Unfortunately, you have to stop taking the antibiotics after only 3 months, which is why we don’t recommend it as a long-term solution. Antibiotics can only be taken for a limited time because of antibiotic resistance. This is when bacteria are exposed to an antibiotic long enough that some of them are no longer affected by the antibiotic. Because bacteria reproduce so quickly, it doesn’t take long to create a large number of bacteria that can’t be killed by that antibiotic anymore.

For acne, this is frustrating, but generally not the end of the world. That’s why many people using antibiotics for acne take them much longer than 3 months. This is a problem though. Taking one antibiotic too long can make you resistant to many other antibiotics. Eventually, when you have a more serious infection or illness, the antibiotic may not work. It gets worse when you consider how easily bacteria spread from person to person. Doctors are growing increasingly worried about general antibiotic resistance, the possibility that someday we won’t be able to use antibiotics at all. Because of the issues associated with antibiotics, we recommend trying other acne medications first.

Acne Medication
Antibiotics can help get acne under control, but they are a temporary solution.

 

Hormone Regulators

For some people, hormones play a large role in acne, so a medication that helps regulate those hormones could be the best solution. Stress hormones definitely cause acne because they send a distress signal to the body saying that it is in danger, which triggers the inflammation response to help protect the body from an attack. Unfortunately, there is no medication for the daily stressors that could be contributing to your acne. There are medications that can help reduce acne related to other hormones, though.

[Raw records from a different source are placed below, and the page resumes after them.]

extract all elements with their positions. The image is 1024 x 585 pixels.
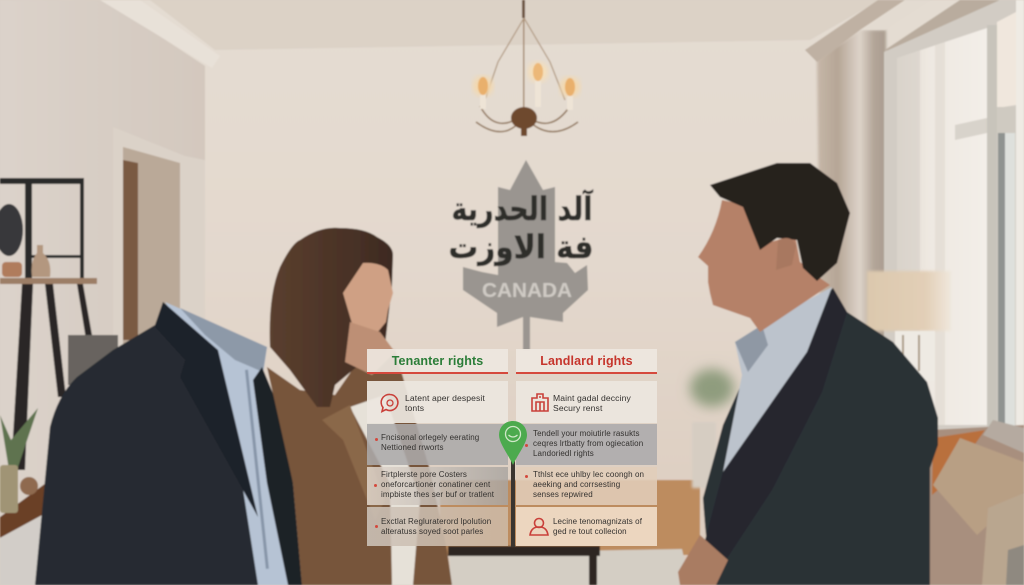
landlord row 3: aeeking and corrsesting bbox=[533, 480, 620, 489]
tenant row 2: Nettioned rrworts bbox=[381, 443, 444, 452]
tenant row 2: Fncisonal orlegely eerating bbox=[381, 433, 479, 442]
tenant row 2 bbox=[367, 424, 508, 465]
rights table bbox=[367, 349, 657, 547]
left figure: headless suit bbox=[35, 302, 302, 585]
landlord row 3: senses repwired bbox=[533, 490, 593, 499]
icon: person bbox=[529, 518, 549, 536]
woman bbox=[267, 228, 452, 585]
right man bbox=[678, 163, 938, 585]
maple leaf logo bbox=[448, 160, 594, 350]
tenant row 3 bbox=[367, 467, 508, 505]
rug bbox=[450, 549, 690, 585]
landlord row 4 bbox=[516, 507, 657, 546]
tenant row 1: Latent aper despesit bbox=[405, 393, 485, 403]
sofa bbox=[930, 420, 1024, 585]
ceiling trim right bbox=[805, 0, 905, 62]
floor bbox=[440, 480, 700, 555]
shelf bbox=[0, 178, 118, 470]
tenant row 4: Exctlat Regluraterord lpolution bbox=[381, 517, 491, 526]
landlord row 2: Tendell your moiutirle rasukts bbox=[533, 429, 640, 438]
tenant row 4: alteratuss soyed soot parles bbox=[381, 527, 483, 536]
landlord row 3 bbox=[516, 467, 657, 505]
curtain bbox=[817, 30, 886, 420]
tenant row 4 bbox=[367, 507, 508, 546]
maple leaf logo: CANADA bbox=[482, 280, 572, 302]
landlord row 1: Maint gadal decciny bbox=[553, 393, 631, 403]
icon: speech bubble bbox=[380, 394, 399, 413]
cabinet and potted plant bbox=[0, 408, 46, 585]
landlord row 2 bbox=[516, 424, 657, 465]
plant bbox=[690, 369, 734, 488]
landlord row 4: Lecine tenomagnizats of bbox=[553, 517, 642, 526]
tenant row 3: oneforcartioner conatiner cent bbox=[381, 480, 490, 489]
tenant row 3: impbiste thes ser buf or tratlent bbox=[381, 490, 494, 499]
landlord row 2: Landoriedl rights bbox=[533, 449, 594, 458]
icon: green map pin bbox=[499, 421, 527, 465]
window bbox=[884, 0, 1024, 430]
floor lamp bbox=[867, 271, 951, 381]
landlord row 3: Tthlst ece uhlby lec coongh on bbox=[533, 470, 644, 479]
landlord row 2: ceqres lrtbatty from ogiecation bbox=[533, 439, 643, 448]
landlord row 1: Secury renst bbox=[553, 403, 602, 413]
heading: tenant rights bbox=[367, 349, 508, 374]
heading: landlord rights: Landlard rights bbox=[540, 354, 633, 368]
table bbox=[448, 546, 600, 585]
left wall bbox=[0, 0, 205, 585]
ceiling bbox=[150, 0, 880, 50]
chandelier bbox=[473, 0, 580, 136]
cornice bbox=[100, 0, 220, 68]
doorway bbox=[113, 127, 205, 420]
icon: building bbox=[531, 393, 549, 412]
tenant row 1: tonts bbox=[405, 403, 424, 413]
maple leaf logo: فة الاوزت bbox=[448, 228, 594, 266]
heading: landlord rights bbox=[516, 349, 657, 374]
landlord row 1 bbox=[516, 381, 657, 423]
maple leaf logo: آلد الحدرية bbox=[452, 189, 593, 228]
tenant row 1 bbox=[367, 381, 508, 423]
tenant row 3: Firtplerste pore Costers bbox=[381, 470, 467, 479]
heading: tenant rights: Tenanter rights bbox=[392, 354, 483, 368]
centre post bbox=[511, 461, 515, 547]
landlord row 4: ged re tout collecion bbox=[553, 527, 627, 536]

Everyone produces some amount of both estrogen and testosterone, and the relationship between these hormones can sometimes lead to increased acne. Increased testosterone compared to a person’s normal level can cause acne, but it’s all relative. For example, men typically have more testosterone, but they do not usually have more acne. Most women produce more estrogen and less testosterone, but a week or so before menstruation, estrogen levels drop significantly which causes premenstrual acne. Because estrogen balances out testosterone, decreased estrogen results in a relative increase in testosterone levels.

One way to help control acne caused by hormone fluctuations is to control the hormones. The two most popular hormone regulating acne medications are combined oral contraceptives (birth control) and spironolactone.

Not all birth control can help prevent acne, so if it’s important to look for combined oral contraceptives specifically. This type of birth control increases estrogen, which helps balance out the hormones to keep acne at bay. Spironolactone takes the opposite route; it works by decreasing the production of testosterone and other androgens.

Birth control and spironolactone can both help reduce acne, but only if it is caused by hormones. Another potential issue is that both medications can produce feminizing features, so they are not the best choice for some men.